Sunday 17 February 2013

They won't let us, so we'll find another way


As local authorities set their budgets in the next few days, many will be mulling over the Government’s offer to provide a temporary grant to cover two years worth of a 1% Council Tax increase, the latest manifestation of the Council Tax Freeze Grant which I have written about on this blog before.

If the Council Tax Freeze grant is the carrot, the stick is the legislative blunt instrument that requires any authority pondering a Council Tax increase of 2% or more to put the matter to local referendum.  There is a wealth of legislation and guidance setting out how the figures need to be calculated, how the ballot should be conducted, the question to be asked and so on.

It should not come as a surprise that Governments like to keep control over matters for which ultimately they will be held responsible. For all the localist rhetoric, it is interesting the extent to which our current Government’s relationship with the doctrine of localism harks back to the Victorian era.  Localists also need to learn lessons from the Nineteenth Century.

It was the Victorians, remember, who invented modern local government, from the 1835 Municipal Corporations Act (OK, pedants, that was two years before Victoria came to the throne)  to the Local Government Act 1894.  All the features of modern local government and the way it is governed from the centre came into being in that sixty year period, which was typified by ongoing debate about the extent to which local government should be independent of Government.

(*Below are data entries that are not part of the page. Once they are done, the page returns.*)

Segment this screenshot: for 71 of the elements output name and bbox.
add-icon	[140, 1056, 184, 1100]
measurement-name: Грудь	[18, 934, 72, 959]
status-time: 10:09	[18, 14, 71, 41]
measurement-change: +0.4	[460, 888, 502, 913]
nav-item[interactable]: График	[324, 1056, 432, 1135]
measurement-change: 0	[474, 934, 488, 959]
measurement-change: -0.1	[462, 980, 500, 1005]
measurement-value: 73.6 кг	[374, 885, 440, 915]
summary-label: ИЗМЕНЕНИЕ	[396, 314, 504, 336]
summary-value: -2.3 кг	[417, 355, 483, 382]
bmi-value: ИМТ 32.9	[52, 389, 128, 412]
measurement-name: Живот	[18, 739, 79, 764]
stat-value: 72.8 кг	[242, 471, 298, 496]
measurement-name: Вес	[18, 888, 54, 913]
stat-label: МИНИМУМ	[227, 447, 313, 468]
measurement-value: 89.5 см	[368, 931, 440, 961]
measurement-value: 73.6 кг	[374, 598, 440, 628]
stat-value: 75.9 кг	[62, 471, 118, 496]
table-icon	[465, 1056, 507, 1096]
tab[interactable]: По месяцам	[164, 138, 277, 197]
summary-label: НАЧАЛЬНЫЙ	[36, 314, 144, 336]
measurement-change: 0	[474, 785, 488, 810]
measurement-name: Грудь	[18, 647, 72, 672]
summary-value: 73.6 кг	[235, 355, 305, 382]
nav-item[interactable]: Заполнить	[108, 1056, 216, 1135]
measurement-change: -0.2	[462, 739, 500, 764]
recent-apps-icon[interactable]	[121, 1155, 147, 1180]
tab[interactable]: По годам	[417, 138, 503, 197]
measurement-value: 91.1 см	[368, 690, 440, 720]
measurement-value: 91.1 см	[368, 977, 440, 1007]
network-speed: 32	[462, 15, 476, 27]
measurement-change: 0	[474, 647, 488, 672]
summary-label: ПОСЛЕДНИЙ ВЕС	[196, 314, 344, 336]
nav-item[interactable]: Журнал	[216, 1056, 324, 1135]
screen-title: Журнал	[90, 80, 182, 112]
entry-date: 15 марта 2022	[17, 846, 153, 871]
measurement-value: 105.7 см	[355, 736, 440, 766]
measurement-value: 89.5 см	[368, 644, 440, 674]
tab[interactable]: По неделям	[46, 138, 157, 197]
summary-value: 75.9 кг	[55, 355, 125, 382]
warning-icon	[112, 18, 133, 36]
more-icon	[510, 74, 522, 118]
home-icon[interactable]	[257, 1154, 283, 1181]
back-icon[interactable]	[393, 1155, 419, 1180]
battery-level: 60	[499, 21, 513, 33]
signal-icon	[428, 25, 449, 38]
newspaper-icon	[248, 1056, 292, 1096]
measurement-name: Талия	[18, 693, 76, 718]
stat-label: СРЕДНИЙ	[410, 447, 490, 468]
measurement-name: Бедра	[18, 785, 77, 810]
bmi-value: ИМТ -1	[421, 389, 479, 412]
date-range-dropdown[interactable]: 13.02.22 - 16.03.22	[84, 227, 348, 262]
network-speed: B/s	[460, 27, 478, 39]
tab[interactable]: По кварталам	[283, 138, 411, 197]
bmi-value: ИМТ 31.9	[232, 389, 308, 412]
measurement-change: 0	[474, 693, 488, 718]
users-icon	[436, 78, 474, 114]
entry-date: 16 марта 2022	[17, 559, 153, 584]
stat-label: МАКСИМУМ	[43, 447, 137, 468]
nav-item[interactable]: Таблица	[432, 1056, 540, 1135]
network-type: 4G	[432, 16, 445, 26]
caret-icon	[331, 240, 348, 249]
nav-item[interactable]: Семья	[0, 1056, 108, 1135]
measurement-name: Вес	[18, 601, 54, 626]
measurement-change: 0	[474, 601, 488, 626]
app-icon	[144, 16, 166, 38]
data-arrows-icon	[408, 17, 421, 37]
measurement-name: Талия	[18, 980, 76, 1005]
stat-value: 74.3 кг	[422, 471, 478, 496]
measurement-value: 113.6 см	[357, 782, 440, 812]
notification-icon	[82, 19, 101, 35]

Even the simple idea of local decision making by centrally imposed ballot has its parallels.  Take the Public Libraries Act of 1850, the first piece of legislation that empowered local authorities to set up public libraries in the UK.  To those who live with the idea that the Victorian era was a golden age of localism, a look at the details of this particular piece of legislation provides a palliative.

The legislation was restricted to places of ten thousand inhabitants or more, limited expenditure to the product of a ha’penny rate and, bizarrely, forbade spending on the provision of books, which consequently had to be donated.   Moreover, a public library could only be provided in an area if a two-thirds majority of ratepayers agreed to it at a public meeting.  Despite this desperate attempt by some Parliamentarians to prevent the rise of the public library, twenty five towns subsequently set up libraries under the Act until it was replaced with a more enabling piece of legislation in 1855, testament to local government’s capacity for getting things done irrespective of the hurdles.

The main debate in 1850, as it always should be in matters of public expenditure, was about the balance between cost and utility.  As Colonel Chatterton, MP for Cork put it in the debate for the Third Reading;  “Though professedly for the amusement and instruction of the working classes of the people, (the Bill’s) real object now turns out to be actual, permanent, and forced taxation. …. I object to it, as it would not be of the slightest benefit in the city I have the honour to represent; for it cannot be imagined that a peasant, fatigued after his daily toil, could be so impressed with the love of literature, or the study of the antique, as to set off, even under the influence of a bright summer evening, to walk six or seven miles to improve his mind, and then walk back to ponder over and digest what he had seen and heard”.

Colonel Chatterton lost out, and in due course local authorities gained the right to set up libraries without strings, even to buy books, with the all the benefits that subsequently brought to the peasantry during the Nineteenth and Twentieth Centuries.

The degree to which Parliament and government will be prepared to enable local authorities will always be severely curtailed.  The power of general competence enacted last year only provides for local authorities to do things that are not otherwise prohibited, and central government through Parliament retains final control over what local authorities can and cannot do.    We live with the legacy of the way local government was formally established in this country during the Victorian age, arguably with the aftermath of a thousand years of growing central control, and continue to have the same debate.

The response in the Victorian era was often for civic leaders to take the limited powers they had been given and put them to good use, by degrees convincing Parliament that it was in its interests to allow local authorities to invest in localities and provide services for citizens.  The lesson should be learned by our local government leaders today, even in these seriously curtailed circumstances. It isn’t just Parliament that stands in the way at the moment, but the reality of economic circumstances.   A constitutional settlement for local government is a laudable aim, but it is not about to happen;  responsible, innovative and creative local  leadership may just convince central government that more trust in local democracy may be just what is needed.